Sunday, 14 October 2018

Who Dash Monkey Banana?

Who dash monkey banana?

I was thinking this morning...... about 2019 and why we are settling for less. As I was returning from church last Sunday, I stopped to buy a bunch of banana which was to partner jollof rice in an epic battle with my appetite. As I brought out N400 to make payment, wondering why it wasn't free, I recalled the made-in-Nigeria rhetorical question 'who dash monkey banana?' But where did that question come from? Why should anyone assume that if you saw a monkey with banana, it was a gift and the monkey didn't work for it? I wondered. I had read one explanation on social media where it was said that the Banana tree is the only tree the monkey cannot climb. As such, for any banana you see with a monkey, it didn't take its personal effort to get, it was given to it. Hence the saying 'who dash monkey banana?' Hmm!!! Though the position sounds so plausible, I was curious and decided to confirm if it was true.

I confirmed it is not true monkeys can't climb Banana trees. Banana tree is not as slippery as it has been made out. The pseudostem of a Banana plant will always have some dry sheaths which will act as non-slippery hold. Moreso, monkeys can hold with their toes, because their soles are more flexible like those of some birds who use them to hold branches. So monkeys can climb Banana trees and pick the fruits itself, and don't need anyone to 'dash' it. Why do we accept just any statement or report as true or accept whatever token handed us, when we can work to get something better? Intellectual laziness or I guess we are thinking, 'who dash monkey banana?'

I also wondered why most people believe banana is the fruit the monkey love best.  Why can't we ask 'who dash monkey grapes?' or 'who dash monkey chin-chin?' or even 'who dash monkey kpekere?' We have grown up believing the only food monkeys eat is banana, but is it true? It's a myth. I found out the entire wild monkey-banana connection is a total fabrication. Scientific studies of the diets of primates revealed wild monkeys never encounter bananas at all ever unless they are around human habitation where bananas are or have been planted. Another study revealed that monkeys prefer grapes to banana. So, there goes the saying 'who dash monkey banana?' Bursted!!!

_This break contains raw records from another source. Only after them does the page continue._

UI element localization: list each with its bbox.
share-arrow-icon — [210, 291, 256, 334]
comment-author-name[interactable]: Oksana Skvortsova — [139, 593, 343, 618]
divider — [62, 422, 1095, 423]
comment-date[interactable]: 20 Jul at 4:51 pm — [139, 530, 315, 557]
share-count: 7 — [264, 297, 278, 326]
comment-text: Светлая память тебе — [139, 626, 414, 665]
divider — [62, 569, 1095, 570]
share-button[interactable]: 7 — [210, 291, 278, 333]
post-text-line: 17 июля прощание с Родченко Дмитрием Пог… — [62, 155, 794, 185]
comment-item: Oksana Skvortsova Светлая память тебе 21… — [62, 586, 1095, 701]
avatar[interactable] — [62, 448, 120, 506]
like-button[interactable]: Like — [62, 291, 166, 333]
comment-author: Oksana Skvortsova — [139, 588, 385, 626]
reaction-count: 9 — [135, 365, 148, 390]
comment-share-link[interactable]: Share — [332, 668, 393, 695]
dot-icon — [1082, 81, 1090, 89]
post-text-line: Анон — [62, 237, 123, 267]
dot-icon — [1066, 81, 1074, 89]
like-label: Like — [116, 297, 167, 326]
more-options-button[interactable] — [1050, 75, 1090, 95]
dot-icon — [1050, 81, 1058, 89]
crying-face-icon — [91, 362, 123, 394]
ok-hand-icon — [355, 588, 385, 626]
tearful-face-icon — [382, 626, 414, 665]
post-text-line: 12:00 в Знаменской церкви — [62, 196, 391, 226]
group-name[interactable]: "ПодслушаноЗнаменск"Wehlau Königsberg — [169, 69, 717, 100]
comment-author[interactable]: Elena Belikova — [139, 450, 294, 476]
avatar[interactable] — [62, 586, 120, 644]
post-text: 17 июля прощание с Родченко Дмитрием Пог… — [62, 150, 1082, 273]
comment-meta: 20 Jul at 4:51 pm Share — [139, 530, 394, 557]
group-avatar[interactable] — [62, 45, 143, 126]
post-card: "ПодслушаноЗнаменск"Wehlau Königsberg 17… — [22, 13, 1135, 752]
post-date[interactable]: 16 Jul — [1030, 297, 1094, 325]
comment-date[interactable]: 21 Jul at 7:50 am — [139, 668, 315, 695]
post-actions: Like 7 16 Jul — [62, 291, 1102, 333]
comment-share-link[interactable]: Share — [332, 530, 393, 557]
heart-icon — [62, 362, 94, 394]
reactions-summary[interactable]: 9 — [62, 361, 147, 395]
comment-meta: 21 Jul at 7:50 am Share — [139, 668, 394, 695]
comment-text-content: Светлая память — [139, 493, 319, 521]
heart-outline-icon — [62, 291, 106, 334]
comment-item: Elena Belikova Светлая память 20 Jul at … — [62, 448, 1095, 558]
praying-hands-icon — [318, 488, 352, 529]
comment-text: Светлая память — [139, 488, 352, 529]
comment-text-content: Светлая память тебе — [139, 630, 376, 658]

To me 'who dash monkey banana?' is a derogatory slang meaning you can't get the best you deserve. You resign yourself to fate, expecting a 'dash' because you are telling yourself you can't make it, thinking 'who dash monkey banana?' it is exactly this mindset most Nigerians have regarding the forth coming 2019 presidential election. In spite of the fact that we have a field of very competent aspirants, most people, especially the e-rats of the elite-dominated two major political parties have been fighting over who amongst the two worst candidates will be president in 2019. Why can't we see beyond the old non-performing or corruption-tainted aspirants and stand up for any of the other competent hands that we know can take Nigeria out of the woods? No, we will not, because we are thinking 'who dash monkey banana?' Truth is, if the monkey can climb a Banana tree to pick the fruit and not wait for a 'dash,' you too can get the best you deserve. No wonder Philippians 4:13 says 'I can do all things through Christ who strengthens me.' So, yes, we can get the best and if you must ask the rhetorical question, ask 'who dash monkey grapes?' or who dash monkey kpekere?'

Happy Sunday.
 
......Just the thoughts of a certain Wey Mey.